Technology I - Advanced Memory Prefetcher, SSE4a
As our avid readers will undoubtedly remember, Intel introduced the first SIMD extensions to the X86 ISA in the shape of the MMX instruction set. As a countermove, AMD implemented the 3DNow feature in its own processors. This resulted in a situation where software did not benefit from the same kind of performance boost on both companies' processors, since it had to be specially optimized to take advantage of the extensions. Thankfully, this kind of competition and incompatibility died down, and the SSE, SSE2 and SSE3 extensions used by AMD and Intel were identical. However, the two chipmakers are now parting ways once again, to the detriment of the users and the programmers.

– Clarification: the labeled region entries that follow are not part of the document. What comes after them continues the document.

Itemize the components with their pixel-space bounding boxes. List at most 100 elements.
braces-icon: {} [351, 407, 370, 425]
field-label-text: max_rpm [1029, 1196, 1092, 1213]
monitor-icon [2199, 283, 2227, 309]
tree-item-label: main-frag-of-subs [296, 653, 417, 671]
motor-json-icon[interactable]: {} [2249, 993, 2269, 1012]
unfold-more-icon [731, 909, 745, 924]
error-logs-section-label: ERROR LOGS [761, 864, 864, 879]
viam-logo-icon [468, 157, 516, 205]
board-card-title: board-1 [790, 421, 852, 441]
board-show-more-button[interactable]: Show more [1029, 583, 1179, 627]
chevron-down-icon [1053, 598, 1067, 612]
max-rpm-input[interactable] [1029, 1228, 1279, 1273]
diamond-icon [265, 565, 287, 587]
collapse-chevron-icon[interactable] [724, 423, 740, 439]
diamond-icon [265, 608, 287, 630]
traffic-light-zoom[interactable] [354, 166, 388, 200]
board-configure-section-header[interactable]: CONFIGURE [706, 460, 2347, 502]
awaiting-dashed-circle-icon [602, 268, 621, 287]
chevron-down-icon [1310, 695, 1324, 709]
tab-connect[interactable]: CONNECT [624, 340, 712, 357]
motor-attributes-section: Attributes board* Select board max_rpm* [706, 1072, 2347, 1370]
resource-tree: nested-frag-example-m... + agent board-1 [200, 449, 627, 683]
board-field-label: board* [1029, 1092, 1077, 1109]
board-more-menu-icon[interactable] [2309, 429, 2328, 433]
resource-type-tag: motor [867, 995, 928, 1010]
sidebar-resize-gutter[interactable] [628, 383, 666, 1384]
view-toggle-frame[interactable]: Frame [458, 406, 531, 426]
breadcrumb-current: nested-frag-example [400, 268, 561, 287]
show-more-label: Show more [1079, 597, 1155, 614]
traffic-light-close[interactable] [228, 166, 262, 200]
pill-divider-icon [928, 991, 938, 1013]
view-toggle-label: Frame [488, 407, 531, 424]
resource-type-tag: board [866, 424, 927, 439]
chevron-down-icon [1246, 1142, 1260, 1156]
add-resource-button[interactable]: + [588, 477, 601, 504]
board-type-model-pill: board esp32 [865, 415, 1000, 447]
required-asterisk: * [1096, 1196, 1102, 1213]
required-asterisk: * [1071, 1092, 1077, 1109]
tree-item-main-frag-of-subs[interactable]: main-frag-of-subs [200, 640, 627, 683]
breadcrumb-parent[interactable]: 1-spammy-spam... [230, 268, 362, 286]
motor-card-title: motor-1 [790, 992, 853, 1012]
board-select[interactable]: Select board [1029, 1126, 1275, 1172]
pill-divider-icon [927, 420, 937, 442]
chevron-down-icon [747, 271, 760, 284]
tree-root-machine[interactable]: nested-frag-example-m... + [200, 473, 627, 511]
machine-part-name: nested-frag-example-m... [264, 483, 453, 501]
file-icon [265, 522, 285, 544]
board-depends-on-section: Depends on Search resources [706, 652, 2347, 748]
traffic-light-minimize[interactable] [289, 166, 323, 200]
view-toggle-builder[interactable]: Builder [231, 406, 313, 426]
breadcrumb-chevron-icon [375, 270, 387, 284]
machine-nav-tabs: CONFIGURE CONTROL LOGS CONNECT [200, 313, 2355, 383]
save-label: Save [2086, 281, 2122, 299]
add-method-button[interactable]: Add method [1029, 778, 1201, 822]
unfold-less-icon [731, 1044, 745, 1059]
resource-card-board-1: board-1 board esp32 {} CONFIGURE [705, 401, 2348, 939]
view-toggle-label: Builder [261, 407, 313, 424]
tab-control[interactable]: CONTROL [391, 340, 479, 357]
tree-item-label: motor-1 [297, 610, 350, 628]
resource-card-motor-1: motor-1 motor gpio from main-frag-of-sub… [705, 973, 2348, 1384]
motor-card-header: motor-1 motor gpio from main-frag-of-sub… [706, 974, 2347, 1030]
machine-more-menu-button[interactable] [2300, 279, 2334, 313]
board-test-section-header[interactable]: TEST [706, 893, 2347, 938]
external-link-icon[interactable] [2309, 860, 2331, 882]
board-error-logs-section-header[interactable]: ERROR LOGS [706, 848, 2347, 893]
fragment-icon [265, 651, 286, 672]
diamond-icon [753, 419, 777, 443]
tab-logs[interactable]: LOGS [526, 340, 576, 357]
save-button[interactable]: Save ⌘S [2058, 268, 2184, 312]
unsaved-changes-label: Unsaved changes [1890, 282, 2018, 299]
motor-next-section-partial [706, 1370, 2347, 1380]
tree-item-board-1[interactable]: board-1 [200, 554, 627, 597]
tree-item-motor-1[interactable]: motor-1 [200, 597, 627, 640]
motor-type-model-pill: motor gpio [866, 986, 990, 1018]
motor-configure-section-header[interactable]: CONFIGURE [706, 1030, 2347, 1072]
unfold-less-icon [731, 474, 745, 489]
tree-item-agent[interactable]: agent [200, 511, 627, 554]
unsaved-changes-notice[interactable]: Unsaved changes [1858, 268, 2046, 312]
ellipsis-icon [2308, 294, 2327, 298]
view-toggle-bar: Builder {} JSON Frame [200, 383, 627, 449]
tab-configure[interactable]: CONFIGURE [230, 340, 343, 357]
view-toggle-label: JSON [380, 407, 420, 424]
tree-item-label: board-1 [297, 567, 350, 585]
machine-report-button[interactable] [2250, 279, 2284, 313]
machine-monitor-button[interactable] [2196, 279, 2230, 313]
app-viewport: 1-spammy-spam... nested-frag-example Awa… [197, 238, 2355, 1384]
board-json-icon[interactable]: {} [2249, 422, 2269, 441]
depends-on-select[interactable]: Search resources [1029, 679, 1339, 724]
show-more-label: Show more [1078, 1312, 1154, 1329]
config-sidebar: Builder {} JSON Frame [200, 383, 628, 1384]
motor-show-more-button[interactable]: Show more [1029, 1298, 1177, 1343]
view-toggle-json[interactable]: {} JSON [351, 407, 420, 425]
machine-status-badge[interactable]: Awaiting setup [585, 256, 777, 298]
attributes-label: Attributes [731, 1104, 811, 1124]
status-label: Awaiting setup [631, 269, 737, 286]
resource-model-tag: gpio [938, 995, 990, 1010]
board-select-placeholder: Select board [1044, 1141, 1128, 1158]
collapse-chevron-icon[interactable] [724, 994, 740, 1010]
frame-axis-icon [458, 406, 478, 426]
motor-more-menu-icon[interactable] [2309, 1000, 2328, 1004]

With the launch of the Penryn core, Intel introduced the SSE4.1 instruction set. AMD, meanwhile, is implementing SSE4a (formerly known as SSE128) in the new Stars Core micro architecture.
The Phenom's SSE unit is being widened to 128 bits , up from the Athlon 64's 64 bit unit. Additionally, AMD is adding four new instructions , namely EXTRQ/INSERTQ and MOVNTSD/MOVNTSS. Two more instructions, LZCNT/POPCNT, which are primarily used for load operations and bit manipulations functions, are included as well.
Sadly, Intel's SSE4.1 and AMD's SSE4a are incompatible with one another - a fact that may soon cause problems for programmers and users alike.
The advanced memory prefetcher can load data directly from the RAM to the core's L1 cache without needing to take a detour through the L2 cache first. Thus, the data can be loaded into the processor with a much lower latency. Simultaneously, this also results in a lower load on the L2 cache, which can instead buffer data more efficiently, in turn translating into an overall performance boost.
Furthermore, the prefetcher identifies recurring data patterns and can pre-fetch them even before they are requested.
x86 instructions are between 3 and 15 bytes long. Compared to the Athlon 64 core, the data buffer for fetching instructions was increased to 32 bytes, allowing the core to process more instructions simultaneously. Thus, as you can see in our diagram, up to three instructions can be processed at the same time, depending on the length of the instructions.